Because Luta now had two side-by-side incisions, the veterinarians put her in a hernia belt that would wrap securely around her belly to help support the pressure placed by the weight of the intestines on her abdominal wall as the incisions healed. She would need to wear the belt constantly, having it removed only for bandage changes, until the incisions were completely healed in about two months. Luta remained at the clinic for another 20 days, colic-free, before she was sent home.

“We had to clean her incision twice a day and change the bandages,” says Rutherford. “So they showed us how to put the hernia belt on. It’s very similar to a saddle.” Luta remained on stall rest for another month, then was gradually started on hand-walking and returned to full turnout. 

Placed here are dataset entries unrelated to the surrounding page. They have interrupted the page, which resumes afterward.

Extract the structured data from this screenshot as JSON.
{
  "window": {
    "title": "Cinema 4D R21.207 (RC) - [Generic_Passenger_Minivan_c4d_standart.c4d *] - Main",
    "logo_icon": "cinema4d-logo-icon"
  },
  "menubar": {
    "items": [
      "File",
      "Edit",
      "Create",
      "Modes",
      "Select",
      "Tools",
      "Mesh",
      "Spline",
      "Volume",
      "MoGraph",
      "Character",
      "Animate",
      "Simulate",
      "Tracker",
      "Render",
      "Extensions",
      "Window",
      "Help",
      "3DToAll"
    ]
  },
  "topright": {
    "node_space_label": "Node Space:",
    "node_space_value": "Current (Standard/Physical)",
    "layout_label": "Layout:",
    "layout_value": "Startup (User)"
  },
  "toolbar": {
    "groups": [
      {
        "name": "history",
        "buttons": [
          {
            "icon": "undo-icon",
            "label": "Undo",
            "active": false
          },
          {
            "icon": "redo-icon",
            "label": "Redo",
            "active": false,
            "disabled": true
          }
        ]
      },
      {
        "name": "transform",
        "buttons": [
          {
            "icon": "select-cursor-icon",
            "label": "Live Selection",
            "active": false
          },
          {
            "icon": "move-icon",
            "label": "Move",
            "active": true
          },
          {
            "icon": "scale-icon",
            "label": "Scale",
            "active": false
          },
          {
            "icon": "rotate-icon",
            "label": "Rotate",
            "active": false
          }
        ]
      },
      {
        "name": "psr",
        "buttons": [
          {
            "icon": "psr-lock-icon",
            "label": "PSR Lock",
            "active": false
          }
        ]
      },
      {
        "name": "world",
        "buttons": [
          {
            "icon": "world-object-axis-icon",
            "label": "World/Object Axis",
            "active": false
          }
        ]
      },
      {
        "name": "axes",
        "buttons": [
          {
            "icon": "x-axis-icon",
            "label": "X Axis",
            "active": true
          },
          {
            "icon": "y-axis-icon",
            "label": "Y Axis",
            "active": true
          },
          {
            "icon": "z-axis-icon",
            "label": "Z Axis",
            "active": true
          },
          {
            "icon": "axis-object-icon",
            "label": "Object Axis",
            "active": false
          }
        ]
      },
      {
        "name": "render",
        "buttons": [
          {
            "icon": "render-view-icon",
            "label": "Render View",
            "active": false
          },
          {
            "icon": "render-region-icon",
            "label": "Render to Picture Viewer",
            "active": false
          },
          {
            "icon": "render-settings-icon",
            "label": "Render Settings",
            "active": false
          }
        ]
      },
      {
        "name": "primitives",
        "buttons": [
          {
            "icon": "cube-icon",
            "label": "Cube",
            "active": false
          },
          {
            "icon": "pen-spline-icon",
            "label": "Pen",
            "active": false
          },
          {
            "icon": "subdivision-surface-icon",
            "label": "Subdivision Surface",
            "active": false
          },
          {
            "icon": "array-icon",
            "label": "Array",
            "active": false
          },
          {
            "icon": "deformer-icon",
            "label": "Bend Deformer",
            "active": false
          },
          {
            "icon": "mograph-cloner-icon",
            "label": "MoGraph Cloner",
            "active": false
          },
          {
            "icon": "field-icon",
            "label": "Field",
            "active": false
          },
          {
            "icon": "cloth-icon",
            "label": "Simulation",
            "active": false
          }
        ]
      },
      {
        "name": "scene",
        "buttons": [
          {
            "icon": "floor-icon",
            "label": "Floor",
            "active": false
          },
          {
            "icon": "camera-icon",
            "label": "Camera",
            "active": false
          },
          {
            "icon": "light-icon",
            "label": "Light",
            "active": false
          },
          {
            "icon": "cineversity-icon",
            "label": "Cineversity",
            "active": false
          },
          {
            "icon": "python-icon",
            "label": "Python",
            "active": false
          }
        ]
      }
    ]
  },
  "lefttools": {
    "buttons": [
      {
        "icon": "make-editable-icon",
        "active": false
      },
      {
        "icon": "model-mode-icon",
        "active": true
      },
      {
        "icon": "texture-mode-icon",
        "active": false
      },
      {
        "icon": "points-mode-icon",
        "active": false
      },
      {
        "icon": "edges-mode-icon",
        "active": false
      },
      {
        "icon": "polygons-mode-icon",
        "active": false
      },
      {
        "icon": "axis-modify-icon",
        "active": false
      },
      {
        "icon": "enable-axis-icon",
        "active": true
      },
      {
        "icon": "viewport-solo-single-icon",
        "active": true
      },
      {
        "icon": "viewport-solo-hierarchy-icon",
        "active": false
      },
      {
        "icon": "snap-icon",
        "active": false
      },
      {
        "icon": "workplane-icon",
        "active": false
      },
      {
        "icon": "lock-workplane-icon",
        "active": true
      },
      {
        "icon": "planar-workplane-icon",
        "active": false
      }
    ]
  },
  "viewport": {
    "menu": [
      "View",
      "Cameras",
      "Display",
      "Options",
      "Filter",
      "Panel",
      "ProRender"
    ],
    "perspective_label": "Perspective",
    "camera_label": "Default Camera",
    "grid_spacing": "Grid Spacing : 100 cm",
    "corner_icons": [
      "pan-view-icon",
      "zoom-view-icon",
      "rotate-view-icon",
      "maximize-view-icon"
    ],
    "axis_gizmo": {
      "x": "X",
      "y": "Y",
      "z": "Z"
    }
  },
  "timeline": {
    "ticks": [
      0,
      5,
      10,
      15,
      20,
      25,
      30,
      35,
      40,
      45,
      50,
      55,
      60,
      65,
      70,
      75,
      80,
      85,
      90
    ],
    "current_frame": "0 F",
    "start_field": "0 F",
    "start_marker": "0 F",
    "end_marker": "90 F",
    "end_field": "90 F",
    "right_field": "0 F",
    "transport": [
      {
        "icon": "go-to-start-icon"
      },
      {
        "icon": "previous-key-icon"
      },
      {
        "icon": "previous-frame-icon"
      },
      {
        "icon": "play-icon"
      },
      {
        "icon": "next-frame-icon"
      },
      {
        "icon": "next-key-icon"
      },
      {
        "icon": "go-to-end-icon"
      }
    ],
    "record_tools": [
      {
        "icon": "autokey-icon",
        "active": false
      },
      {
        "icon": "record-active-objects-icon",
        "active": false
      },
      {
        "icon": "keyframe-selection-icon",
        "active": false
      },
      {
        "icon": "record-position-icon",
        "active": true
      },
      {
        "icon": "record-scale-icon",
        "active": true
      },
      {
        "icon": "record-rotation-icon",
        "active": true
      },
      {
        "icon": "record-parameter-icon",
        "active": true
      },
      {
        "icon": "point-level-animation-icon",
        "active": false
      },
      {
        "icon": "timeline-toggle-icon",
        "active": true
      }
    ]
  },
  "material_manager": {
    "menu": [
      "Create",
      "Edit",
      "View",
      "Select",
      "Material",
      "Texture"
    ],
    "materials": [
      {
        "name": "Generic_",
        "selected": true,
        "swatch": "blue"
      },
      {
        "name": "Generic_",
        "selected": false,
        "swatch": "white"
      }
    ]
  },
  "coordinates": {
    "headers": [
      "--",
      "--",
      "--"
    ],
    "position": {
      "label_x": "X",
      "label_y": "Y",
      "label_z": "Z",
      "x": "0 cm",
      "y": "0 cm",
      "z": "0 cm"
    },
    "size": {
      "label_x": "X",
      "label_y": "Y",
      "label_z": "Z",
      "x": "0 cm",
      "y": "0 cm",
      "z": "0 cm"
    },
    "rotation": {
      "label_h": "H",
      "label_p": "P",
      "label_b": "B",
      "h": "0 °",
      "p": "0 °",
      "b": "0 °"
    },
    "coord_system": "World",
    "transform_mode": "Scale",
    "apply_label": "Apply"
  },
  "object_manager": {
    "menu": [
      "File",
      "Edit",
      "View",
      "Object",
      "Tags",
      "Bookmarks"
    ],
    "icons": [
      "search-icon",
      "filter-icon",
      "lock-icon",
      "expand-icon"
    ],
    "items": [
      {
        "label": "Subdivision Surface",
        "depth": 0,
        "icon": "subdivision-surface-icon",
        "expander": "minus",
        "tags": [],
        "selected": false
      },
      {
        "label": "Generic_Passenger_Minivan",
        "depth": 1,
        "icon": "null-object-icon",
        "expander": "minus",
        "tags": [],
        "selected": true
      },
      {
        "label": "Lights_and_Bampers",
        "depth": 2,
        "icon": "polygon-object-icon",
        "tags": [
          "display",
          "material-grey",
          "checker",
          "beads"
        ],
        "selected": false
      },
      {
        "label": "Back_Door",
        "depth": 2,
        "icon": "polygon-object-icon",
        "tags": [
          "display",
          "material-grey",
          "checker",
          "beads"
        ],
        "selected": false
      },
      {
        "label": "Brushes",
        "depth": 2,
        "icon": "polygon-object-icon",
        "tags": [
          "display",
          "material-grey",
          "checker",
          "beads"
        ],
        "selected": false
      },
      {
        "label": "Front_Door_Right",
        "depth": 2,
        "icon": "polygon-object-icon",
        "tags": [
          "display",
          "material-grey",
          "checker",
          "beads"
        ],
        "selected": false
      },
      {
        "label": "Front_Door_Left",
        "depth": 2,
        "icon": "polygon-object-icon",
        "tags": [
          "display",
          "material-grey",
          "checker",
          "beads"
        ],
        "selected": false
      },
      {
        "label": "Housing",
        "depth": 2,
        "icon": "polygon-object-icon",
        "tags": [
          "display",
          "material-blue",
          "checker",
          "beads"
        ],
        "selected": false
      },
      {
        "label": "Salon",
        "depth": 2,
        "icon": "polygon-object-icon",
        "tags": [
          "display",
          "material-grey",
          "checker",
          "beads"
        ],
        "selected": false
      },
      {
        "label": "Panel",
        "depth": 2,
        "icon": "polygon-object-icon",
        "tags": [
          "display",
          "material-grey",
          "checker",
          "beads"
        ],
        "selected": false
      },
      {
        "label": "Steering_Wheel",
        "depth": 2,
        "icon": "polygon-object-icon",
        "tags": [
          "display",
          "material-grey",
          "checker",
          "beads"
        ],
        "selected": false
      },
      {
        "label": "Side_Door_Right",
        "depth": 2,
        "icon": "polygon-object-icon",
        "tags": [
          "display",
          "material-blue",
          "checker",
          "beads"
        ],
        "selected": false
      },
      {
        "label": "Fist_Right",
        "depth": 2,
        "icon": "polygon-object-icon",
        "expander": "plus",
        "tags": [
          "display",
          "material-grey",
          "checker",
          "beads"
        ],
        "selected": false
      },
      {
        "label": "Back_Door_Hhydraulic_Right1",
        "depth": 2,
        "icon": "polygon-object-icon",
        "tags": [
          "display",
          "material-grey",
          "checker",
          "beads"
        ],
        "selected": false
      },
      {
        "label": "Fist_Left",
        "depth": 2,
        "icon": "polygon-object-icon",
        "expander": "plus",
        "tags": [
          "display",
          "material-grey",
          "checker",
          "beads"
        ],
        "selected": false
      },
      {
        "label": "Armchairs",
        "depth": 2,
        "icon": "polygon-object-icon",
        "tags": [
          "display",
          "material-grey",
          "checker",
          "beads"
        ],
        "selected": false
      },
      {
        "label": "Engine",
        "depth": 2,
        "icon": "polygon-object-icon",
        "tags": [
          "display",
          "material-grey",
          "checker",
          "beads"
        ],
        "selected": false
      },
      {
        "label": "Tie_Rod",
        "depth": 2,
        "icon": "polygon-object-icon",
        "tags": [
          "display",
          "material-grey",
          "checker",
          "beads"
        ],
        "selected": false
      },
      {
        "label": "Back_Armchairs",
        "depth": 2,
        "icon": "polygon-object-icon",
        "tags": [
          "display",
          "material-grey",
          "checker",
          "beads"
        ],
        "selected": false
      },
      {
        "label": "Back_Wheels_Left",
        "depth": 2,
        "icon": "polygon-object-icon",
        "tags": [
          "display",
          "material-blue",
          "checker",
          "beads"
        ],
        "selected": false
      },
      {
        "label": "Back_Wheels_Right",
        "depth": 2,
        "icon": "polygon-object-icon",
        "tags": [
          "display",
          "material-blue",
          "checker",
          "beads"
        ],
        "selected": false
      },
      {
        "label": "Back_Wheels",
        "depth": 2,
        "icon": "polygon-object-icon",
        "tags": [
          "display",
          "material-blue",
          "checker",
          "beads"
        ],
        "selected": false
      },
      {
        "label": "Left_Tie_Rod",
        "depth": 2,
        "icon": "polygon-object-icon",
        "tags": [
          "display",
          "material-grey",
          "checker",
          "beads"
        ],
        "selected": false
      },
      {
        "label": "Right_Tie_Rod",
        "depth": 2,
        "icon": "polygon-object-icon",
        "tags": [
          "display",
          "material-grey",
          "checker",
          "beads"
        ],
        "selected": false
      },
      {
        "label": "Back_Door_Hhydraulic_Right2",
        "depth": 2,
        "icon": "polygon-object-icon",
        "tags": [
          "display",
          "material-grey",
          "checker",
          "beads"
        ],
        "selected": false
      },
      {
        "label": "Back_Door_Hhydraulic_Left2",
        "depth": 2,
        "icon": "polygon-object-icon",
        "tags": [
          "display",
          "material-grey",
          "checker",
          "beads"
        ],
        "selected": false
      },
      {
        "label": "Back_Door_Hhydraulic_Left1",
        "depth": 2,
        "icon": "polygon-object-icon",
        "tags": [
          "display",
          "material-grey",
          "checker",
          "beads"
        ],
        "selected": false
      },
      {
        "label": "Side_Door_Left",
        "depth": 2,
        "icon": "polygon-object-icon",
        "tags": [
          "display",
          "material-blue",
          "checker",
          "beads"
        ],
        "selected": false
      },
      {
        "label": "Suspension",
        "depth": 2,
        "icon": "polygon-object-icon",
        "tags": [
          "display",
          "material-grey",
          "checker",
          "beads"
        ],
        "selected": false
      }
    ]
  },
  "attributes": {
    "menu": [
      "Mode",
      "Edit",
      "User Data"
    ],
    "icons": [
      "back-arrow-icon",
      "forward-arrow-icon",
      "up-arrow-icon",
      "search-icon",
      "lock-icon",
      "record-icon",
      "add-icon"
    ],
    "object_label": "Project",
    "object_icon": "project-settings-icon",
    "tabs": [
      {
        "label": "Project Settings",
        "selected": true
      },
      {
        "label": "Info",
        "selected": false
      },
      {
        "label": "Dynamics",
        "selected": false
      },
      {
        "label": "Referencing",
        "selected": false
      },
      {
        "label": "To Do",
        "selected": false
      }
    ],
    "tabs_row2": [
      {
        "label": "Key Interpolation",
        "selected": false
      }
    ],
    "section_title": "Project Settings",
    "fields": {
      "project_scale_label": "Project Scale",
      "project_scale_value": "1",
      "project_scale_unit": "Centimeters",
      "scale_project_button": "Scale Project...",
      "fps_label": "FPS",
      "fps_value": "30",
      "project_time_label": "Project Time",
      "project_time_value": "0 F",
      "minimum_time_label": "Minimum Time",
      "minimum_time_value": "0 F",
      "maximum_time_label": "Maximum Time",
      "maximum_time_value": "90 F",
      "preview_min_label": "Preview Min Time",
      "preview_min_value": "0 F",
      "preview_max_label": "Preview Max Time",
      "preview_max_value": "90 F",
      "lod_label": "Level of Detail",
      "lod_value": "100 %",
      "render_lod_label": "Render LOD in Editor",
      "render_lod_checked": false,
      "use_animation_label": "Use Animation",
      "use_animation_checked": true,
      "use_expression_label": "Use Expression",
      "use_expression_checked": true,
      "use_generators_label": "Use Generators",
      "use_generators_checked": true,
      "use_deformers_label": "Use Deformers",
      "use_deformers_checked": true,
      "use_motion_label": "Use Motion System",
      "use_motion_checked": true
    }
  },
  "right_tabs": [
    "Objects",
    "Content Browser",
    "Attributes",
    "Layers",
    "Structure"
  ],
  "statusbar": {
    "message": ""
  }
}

Despite the hernia belt, Luta did develop a small bulge on her second incision line near her udder. “We were trailering her back for regular rechecks and they noticed it at the clinic,” says Rutherford. “You wouldn’t know it was there if you didn’t go looking for it, and they say it isn’t likely to affect her at all.” 

Otherwise, Luta recovered with a clean bill of health. 

Luta has had three mild colics since her last surgery, and each incident has passed with simple medical treatment. Still, Rutherford doesn’t take chances: “We don’t mess around, we load her up immediately and head to the university. We aren’t sure if these colics are related to what she went through, but she stays overnight so they can keep an eye on her.” 

Now 5 years old, Luta is scheduled to start training this summer, and Rutherford hopes to be able to ride her next year. “I’d like to do some dressage with her,” she says. “But we will see what happens. I’m just happy she’s here.” 

This article first appeared in EQUUS issue #442.